Un emblemático inmueble porteño, conocido como el chalet Díaz, ha sido puesto nuevamente a la venta por un precio de USD 8 millones. Este chalet, que hace parte de un edificio más grande, se ubica en Sarmiento al 1100, en la manzana a la vuelta del Obelisco.
Detalles arquitectónicos del chalet y su historia
El chalet, construido en 1927, es un destacado ejemplo de la arquitectura porteña, con un estilo normando que refleja la influencia de la clásica arquitectura marplatense. La construcción abarca más de 10.300 metros cuadrados, de los cuales aproximadamente 7.500 m² son actualmente superficies rentables, incluyendo nueve pisos de oficinas, un subsuelo, una planta baja con local comercial y cocheras.
Durante gran parte del siglo XX, el edificio albergó la mueblería más grande de Sudamérica, Muebles Díaz, que contaba con espacios diferenciados en sus 800 metros cuadrados por piso. Además, en su terraza funcionaba la “radio Muebles Díaz”, precursora en marketing comunicacional, que luego se convertiría en lo que hoy es Radio Rivadavia.

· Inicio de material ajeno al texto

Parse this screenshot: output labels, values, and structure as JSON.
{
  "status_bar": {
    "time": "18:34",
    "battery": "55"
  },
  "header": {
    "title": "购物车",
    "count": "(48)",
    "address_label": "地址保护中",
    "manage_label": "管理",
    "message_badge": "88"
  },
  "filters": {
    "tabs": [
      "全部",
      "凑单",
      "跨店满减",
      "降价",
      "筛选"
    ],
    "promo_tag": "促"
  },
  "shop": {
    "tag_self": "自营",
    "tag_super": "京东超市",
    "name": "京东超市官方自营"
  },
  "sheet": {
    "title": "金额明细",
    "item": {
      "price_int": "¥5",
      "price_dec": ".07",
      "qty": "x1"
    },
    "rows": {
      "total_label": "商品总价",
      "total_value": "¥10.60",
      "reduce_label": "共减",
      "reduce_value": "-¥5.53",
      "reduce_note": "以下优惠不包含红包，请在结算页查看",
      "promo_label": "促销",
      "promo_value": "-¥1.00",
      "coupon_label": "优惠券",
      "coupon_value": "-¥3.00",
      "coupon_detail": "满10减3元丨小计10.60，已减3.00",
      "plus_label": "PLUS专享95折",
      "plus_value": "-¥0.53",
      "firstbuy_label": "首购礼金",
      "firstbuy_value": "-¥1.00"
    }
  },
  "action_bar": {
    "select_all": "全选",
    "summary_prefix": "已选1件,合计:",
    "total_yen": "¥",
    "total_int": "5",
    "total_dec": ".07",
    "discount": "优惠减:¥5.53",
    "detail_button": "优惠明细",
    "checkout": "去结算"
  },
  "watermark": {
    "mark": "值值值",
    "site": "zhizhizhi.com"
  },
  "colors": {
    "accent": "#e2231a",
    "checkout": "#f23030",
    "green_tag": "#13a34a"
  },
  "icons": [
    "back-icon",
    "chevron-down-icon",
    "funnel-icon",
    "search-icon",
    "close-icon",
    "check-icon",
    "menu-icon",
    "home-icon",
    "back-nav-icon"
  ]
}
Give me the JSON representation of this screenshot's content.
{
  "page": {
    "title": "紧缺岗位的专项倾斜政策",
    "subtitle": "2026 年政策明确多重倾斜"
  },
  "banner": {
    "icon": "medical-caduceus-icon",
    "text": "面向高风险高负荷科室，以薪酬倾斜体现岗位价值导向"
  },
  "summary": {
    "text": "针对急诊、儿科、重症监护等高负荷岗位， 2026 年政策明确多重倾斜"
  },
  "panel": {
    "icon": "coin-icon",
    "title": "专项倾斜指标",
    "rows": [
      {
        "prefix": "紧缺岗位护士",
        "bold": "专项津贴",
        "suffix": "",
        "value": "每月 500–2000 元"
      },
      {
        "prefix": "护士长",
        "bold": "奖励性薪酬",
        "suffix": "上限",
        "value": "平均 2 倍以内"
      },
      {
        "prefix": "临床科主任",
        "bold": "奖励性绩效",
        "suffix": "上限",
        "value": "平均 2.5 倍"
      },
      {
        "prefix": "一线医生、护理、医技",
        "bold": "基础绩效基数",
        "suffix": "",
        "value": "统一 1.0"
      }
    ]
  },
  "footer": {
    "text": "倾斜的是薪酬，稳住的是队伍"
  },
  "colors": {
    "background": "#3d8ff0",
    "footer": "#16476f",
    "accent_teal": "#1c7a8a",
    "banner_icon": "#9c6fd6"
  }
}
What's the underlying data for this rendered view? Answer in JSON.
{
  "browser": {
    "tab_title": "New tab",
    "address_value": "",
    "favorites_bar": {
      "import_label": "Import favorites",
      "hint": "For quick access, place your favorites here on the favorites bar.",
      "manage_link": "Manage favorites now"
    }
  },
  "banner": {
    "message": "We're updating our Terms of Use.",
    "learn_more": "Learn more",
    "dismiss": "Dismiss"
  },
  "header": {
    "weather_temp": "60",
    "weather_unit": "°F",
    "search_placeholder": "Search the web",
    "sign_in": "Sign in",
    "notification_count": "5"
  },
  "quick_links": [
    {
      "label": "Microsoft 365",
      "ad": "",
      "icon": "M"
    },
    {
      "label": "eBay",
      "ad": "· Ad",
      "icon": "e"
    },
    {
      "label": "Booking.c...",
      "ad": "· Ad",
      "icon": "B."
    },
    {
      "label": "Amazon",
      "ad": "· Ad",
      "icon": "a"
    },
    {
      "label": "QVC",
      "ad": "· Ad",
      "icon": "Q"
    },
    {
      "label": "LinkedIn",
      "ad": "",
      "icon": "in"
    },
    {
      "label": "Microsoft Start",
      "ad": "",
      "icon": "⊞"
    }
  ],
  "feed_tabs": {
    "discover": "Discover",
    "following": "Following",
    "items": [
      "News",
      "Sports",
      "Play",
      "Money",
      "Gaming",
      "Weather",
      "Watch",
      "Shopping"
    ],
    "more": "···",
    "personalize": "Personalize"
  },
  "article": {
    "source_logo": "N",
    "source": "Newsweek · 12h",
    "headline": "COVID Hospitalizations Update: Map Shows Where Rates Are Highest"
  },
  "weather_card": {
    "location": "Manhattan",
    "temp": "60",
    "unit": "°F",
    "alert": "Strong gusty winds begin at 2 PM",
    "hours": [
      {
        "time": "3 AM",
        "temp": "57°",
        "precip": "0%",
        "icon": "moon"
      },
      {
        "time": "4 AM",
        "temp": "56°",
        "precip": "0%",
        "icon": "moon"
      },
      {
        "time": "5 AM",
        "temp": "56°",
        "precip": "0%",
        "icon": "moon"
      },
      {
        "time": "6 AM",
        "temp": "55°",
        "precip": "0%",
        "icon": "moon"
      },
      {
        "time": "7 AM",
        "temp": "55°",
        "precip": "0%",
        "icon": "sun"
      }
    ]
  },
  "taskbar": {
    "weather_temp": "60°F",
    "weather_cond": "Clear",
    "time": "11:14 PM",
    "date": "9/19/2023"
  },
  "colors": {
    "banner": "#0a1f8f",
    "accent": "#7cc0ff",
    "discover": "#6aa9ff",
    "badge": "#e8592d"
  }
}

La propiedad fue declarada Bien Integrante del Patrimonio Cultural de la Ciudad de Buenos Aires, lo que implica que cualquier proyecto futuro deberá alinearse con su estatus histórico, restringiendo modificaciones estructurales sin autorización del área de Cultura.
La historia de Rafael Díaz
Rafael Díaz, inmigrante español, fue el fundante de Muebles Díaz. A los 14 años llegó a Buenos Aires junto a su madre y comenzó su trayectoria laboral en un negocio de telas en Once. Tras diversos desafíos laborales, pudo construir su primer chalet en Banfield, lo que eventualmente le permitió sostener el edificio que hoy es conocido como chalet Díaz.
Díaz no solo logró éxito en el rubro de muebles, también fue propietario del Teatro Buenos Aires y estuvo vinculado a varias inversiones en el país, incluyendo terrenos y un equipo de fútbol, el Club Atlético Muebles Díaz.
El chalet ha mantenido gran parte de sus elementos originales, como pisos de pinotea, aberturas, ventanales y luminarias de época, que se suman a su valor patrimonial. Desde su construcción, este espacio ha conservado un aire de misterio, al ser utilizado mayormente para reuniones familiares.
Rafael falleció en 1968 a consecuencia de una hemiplejía, y su mueblería continuó operando hasta 1985 cuando cerró sus puertas.